Escher and Elliptic Curves

melquiades writes "Mathematician Hendrik Lenstra was struck by the blank spot in M. C. Escher's Print Gallery . Why is the spot blank there, he wondered, and what should go in it? Although Escher, who had only a high-school mathematics background, drew the picture by brilliant and methodical intuition, the mathematical machinery underlying the image turned out to be elliptic curves (which come up in factorization, cryptography, and the proof of Fermat's Last Theorem). Lenstra and his colleagues were able to generate several breathtaking possible completions for the missing space. Read the story at the ever-registration-required NYT."

Wish I could do that...

[ThogScully]

...with only a high school education. I've already been brainwashed into thinking a degree is necessary to get anywhere though.

I have trouble believing anyone will take tech people seriously these days without a degree, but I think it's great to see that there's still an opportunity for a true genius to break that belief.

I can't believe it!

[Spackler]

This is one of the few articles where the troll responses made more sense than the real ones.
1. It's art. Just enjoy it.
2. Not everything needs a higher meaning

My opinion is that it is the drain that the world is circling around, but that is just MY opinion.

Re:I can't believe it!

[Masem]

I would argue that the researcher that undertook this work was not trying to depreciate the value of the art at all by doing this analysis: he was simply interested in seeing if he could 'finish' the work by using elliptical curves and image manipulation.

First, I do think that Escher left that space blank intentionally partially to help the eye follow the 'progression' of the illusion, but also, it would be impossible to draw out the center with 'dull' tools like pencils and pens. On this latter point, the researcher's site points out that the image would be infinitely recursive into the center; to draw it out completely would be neigh impossible. Escher probably realized this when drawing it (and without knowing exactly what elliptical curves were), and concidering the overall positive effect of the white space, left that area blank when he couldn't effectively draw any finer detail than his usual style.

So what is of interest of this research is more of what we can do with image manipulation and mathematics to 'extrapolate' art, rather than to say that Escher was lazy and could have finished that work. There was an article almost a year ago here on a program that 'analyzed' the style of one image and applied that to a second image, one example being of Monet's dot style applied to photos and other classic artwork. This falls in the same line; the group had to extrapolate a few parts of the picture that fell outside Escher's original, then used complex math to rebuild it in a number of ways. The results are certainly not 'new' artwork in anyway, but they do show what we can do in "Computational Art".

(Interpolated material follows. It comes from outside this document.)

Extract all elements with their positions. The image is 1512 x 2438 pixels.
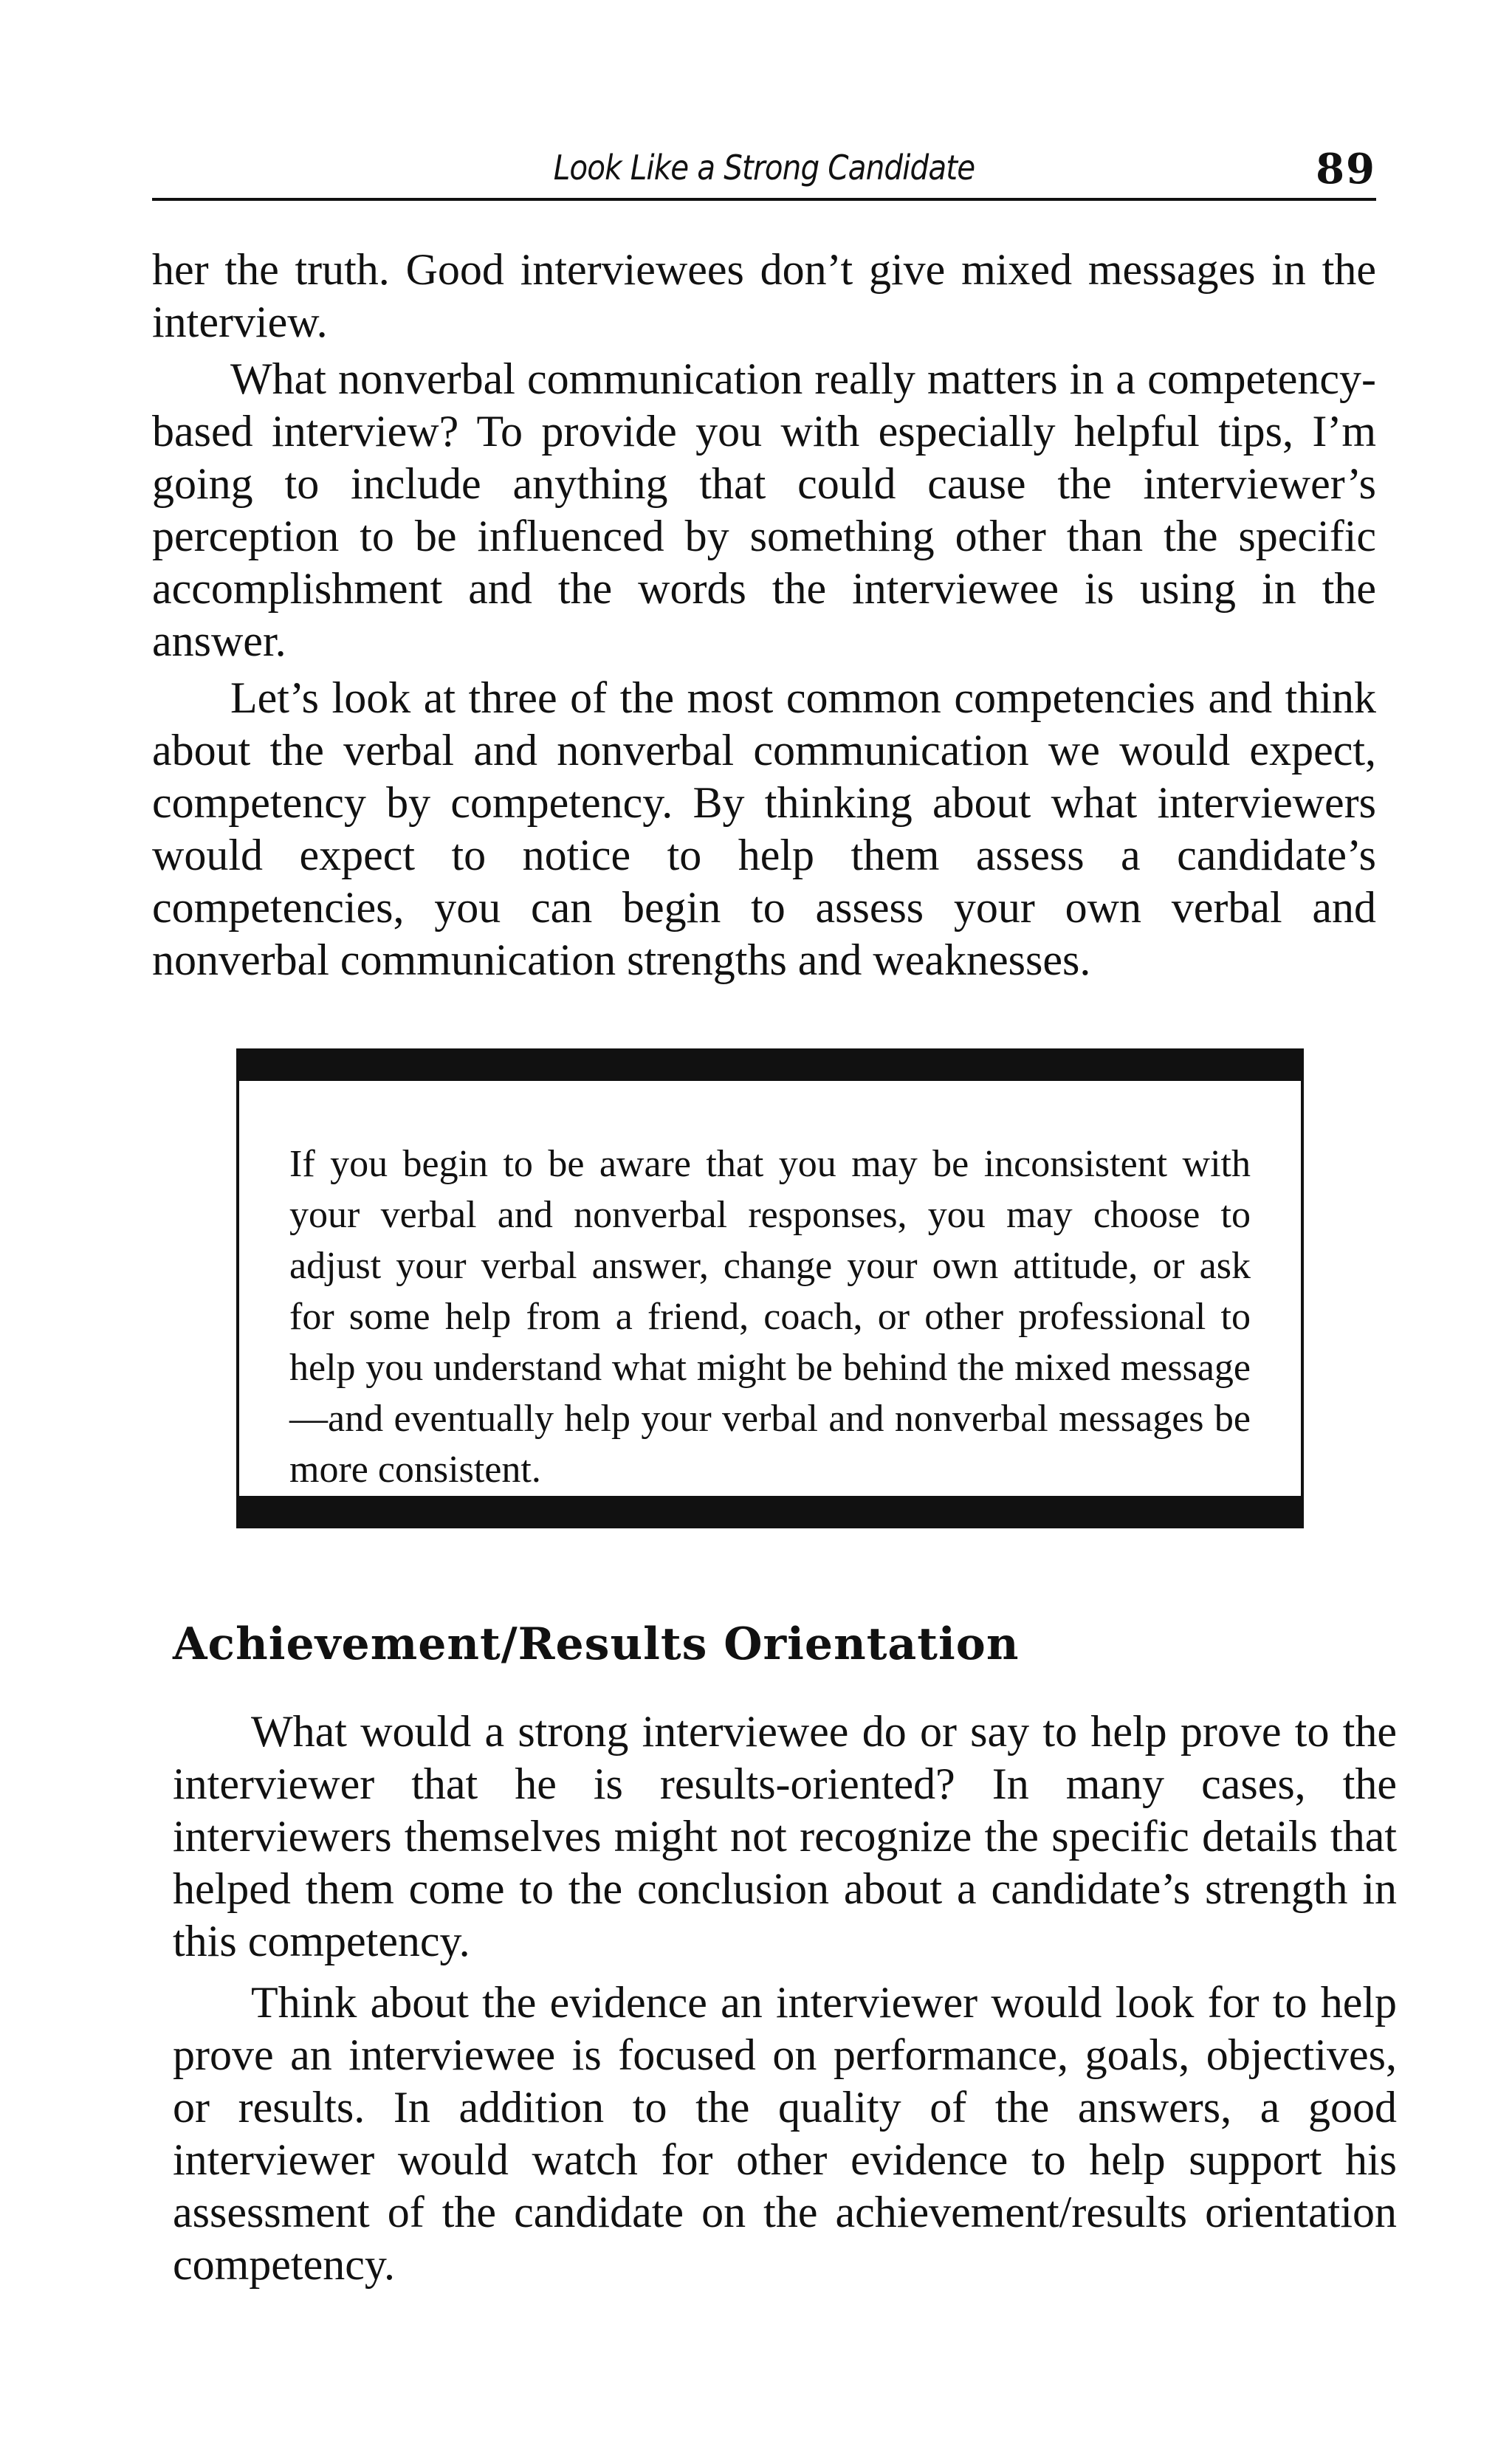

(Hmm, I wonder, before it was /.ed, did they try to take this procedure in reverse; that is, take a photo that has sufficiently similar properties like the print itself, after it was deconvoluted into the simple image, and reapply the elliptical curve as to generate the same optical illusion as the original had?)

Do you need Mathematics ....

[os2fan]

Seriously.

The point is, that you can perfectly see the sort of space that Escher draws, or that I dabble in, without too much mathematics.

I quite often see the curves that Escher drew in his pictures.

Also, one can even understand hyperbolic geometry without any great understanding of the mathematics. I have even made new discoveries out there.

The thing is, that the relations that describe these things can be found quite intuitively. In this light, one does not need a "formal education" to see them.

His circle-limits, for example, were gleaned from a drawing in H.S.M. Coxeters' book, of the symmetry group of a {6,4}. My understanding comes from a similar drawing of a {7,3}.

Also, there are some of Escher's drawings where he assembled ideas into distinctly non-mathematical drawings, such as his final lithograph, Snakes [which is a poincine projection, coupled with one that bends inwards as well].

The fact is, that Escher understood certian constructs of absolute geometry, and was also an artist. Having read a number of his notes, I can understand how he came to devise his drawings.

I can draw reasonably accurate projections in hyperbolic geometry even without any understanding of hyperbolic trig, etc...

I did a little research...

[Quantum+Singularity]

...and I found this:
"The secret of its making can be rendered somewhat less obscure by examining the grid-paper sketch the artist made in preparation for this lithograph. (picture here)Note how the scale of the grid grows continuously in a clockwise direction. And note especially what this trick entails: A hole in the middle. A mathematician would call this a singularity, a place where the fabric of the space no longer holds together. There is just no way to knit this bizarre space into a seamless whole, and Escher, rather than try to obscure it in some way, has put his trademark initials smack in the center of it."
The whole article can be found here. I didn't see the site, apparently /.ed. Just my $0.02.

Re:Re:Hmm

[pmz]

Are both the artist and scientist manifestations of two sides of a coin?

Of the people I've known, a brilliant scientist and a brilliant artist are most frequently found in the same person. It really isn't two sides of something but two different words for the same thing.

It is unfortunate that our culture has separated art and science, because both are manifestations of knowledge, critical thinking, and ingenuity. For example, Ludwig van Beethoven and Sigmund Freud each had profound insight into human psychology, but they employed different vocabularies and reached different audiences.